Current smartphone operating systems enable users to manage permissions according to their personal preferences with a runtime permission model. Nonetheless, the systems provide very limited information when requesting permissions, making it difficult for users to understand permissions' capabilities and potentially induced risks.

In this paper, we first investigated to what extent current system-provided information can help users understand the scope of permissions and their potential risks. We took a mixed-methods approach by collecting real permission settings from 4,636 Android users, an interview study of 20 participants, and large-scale Internet surveys of 1559 users. Our study identified several common misunderstandings on the runtime permission model among users. We found that only a very small percentage (6.1%) of users can infer the scope of permission groups accurately from the system-provided information. This indicates that the information provided by current systems is far from sufficient.
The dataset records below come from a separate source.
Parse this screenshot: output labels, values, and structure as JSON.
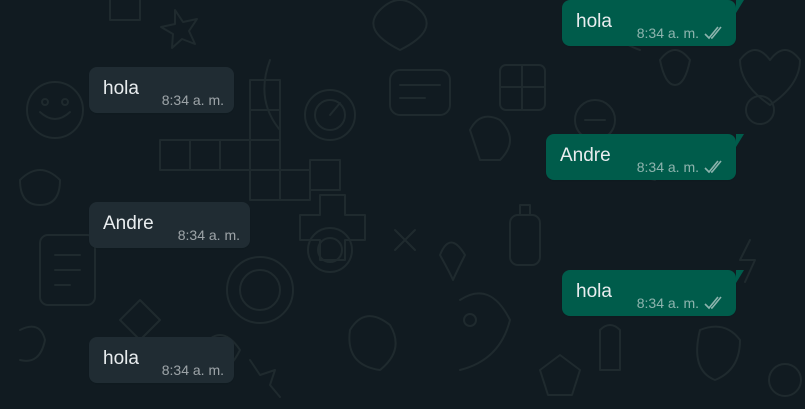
{
  "colors": {
    "background": "#111b21",
    "incoming_bubble": "#202c33",
    "outgoing_bubble": "#005c4b",
    "text": "#e9edef",
    "meta": "#8696a0"
  },
  "messages": [
    {
      "direction": "out",
      "text": "hola",
      "time": "8:34 a. m.",
      "status": "double-check-icon"
    },
    {
      "direction": "in",
      "text": "hola",
      "time": "8:34 a. m."
    },
    {
      "direction": "out",
      "text": "Andre",
      "time": "8:34 a. m.",
      "status": "double-check-icon"
    },
    {
      "direction": "in",
      "text": "Andre",
      "time": "8:34 a. m."
    },
    {
      "direction": "out",
      "text": "hola",
      "time": "8:34 a. m.",
      "status": "double-check-icon"
    },
    {
      "direction": "in",
      "text": "hola",
      "time": "8:34 a. m."
    }
  ]
}
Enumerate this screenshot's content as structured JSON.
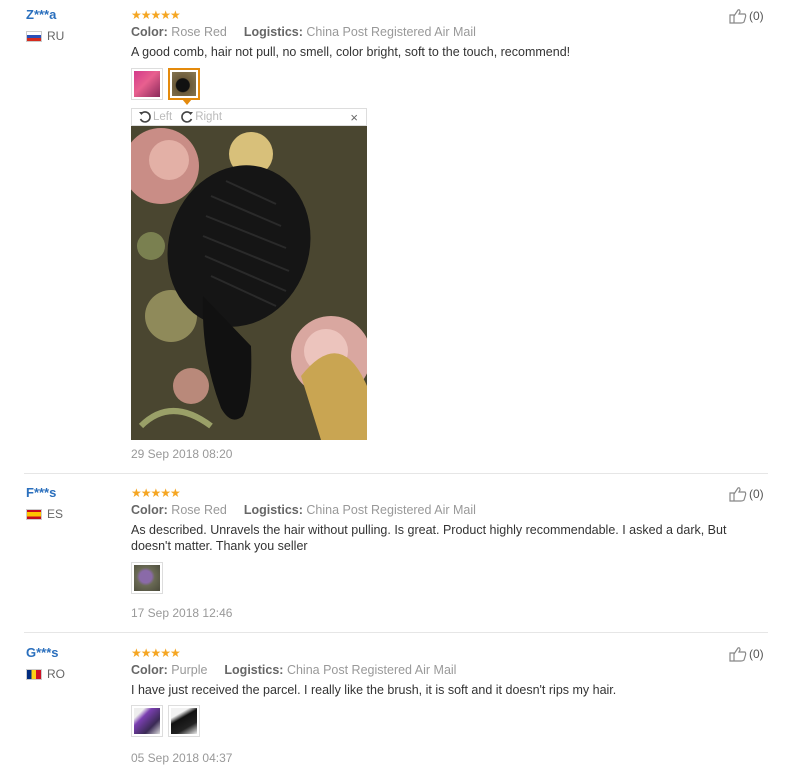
{
  "reviews": [
    {
      "user": "Z***a",
      "country": "RU",
      "stars": "★★★★★",
      "color_label": "Color:",
      "color_value": "Rose Red",
      "logistics_label": "Logistics:",
      "logistics_value": "China Post Registered Air Mail",
      "text": "A good comb, hair not pull, no smell, color bright, soft to the touch, recommend!",
      "date": "29 Sep 2018 08:20",
      "likes": "(0)"
    },
    {
      "user": "F***s",
      "country": "ES",
      "stars": "★★★★★",
      "color_label": "Color:",
      "color_value": "Rose Red",
      "logistics_label": "Logistics:",
      "logistics_value": "China Post Registered Air Mail",
      "text": "As described. Unravels the hair without pulling. Is great. Product highly recommendable. I asked a dark, But doesn't matter. Thank you seller",
      "date": "17 Sep 2018 12:46",
      "likes": "(0)"
    },
    {
      "user": "G***s",
      "country": "RO",
      "stars": "★★★★★",
      "color_label": "Color:",
      "color_value": "Purple",
      "logistics_label": "Logistics:",
      "logistics_value": "China Post Registered Air Mail",
      "text": "I have just received the parcel. I really like the brush, it is soft and it doesn't rips my hair.",
      "date": "05 Sep 2018 04:37",
      "likes": "(0)"
    }
  ],
  "viewer": {
    "rotate_left": "Left",
    "rotate_right": "Right",
    "close": "×"
  },
  "icons": {
    "like": "thumbs-up-icon",
    "rotate_left": "rotate-left-icon",
    "rotate_right": "rotate-right-icon",
    "close": "close-icon"
  },
  "colors": {
    "username": "#2a6fbd",
    "stars": "#f5a623",
    "selected_thumb_border": "#e48a0c"
  }
}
We thereby explored what extra information that systems can provide to help users make more informed permission decisions. By surveying users' common concerns on apps' permission requests, we identified five types of information (i.e., decision factors) that are helpful for users' decisions. We further studied the impact and helpfulness of the factors to users' permission decisions with both positive and negative messages. Our study shows that the background access factor helps most while the grant rate helps the least. Based on the findings, we provide suggestions for system designers to enhance future systems with more permission information.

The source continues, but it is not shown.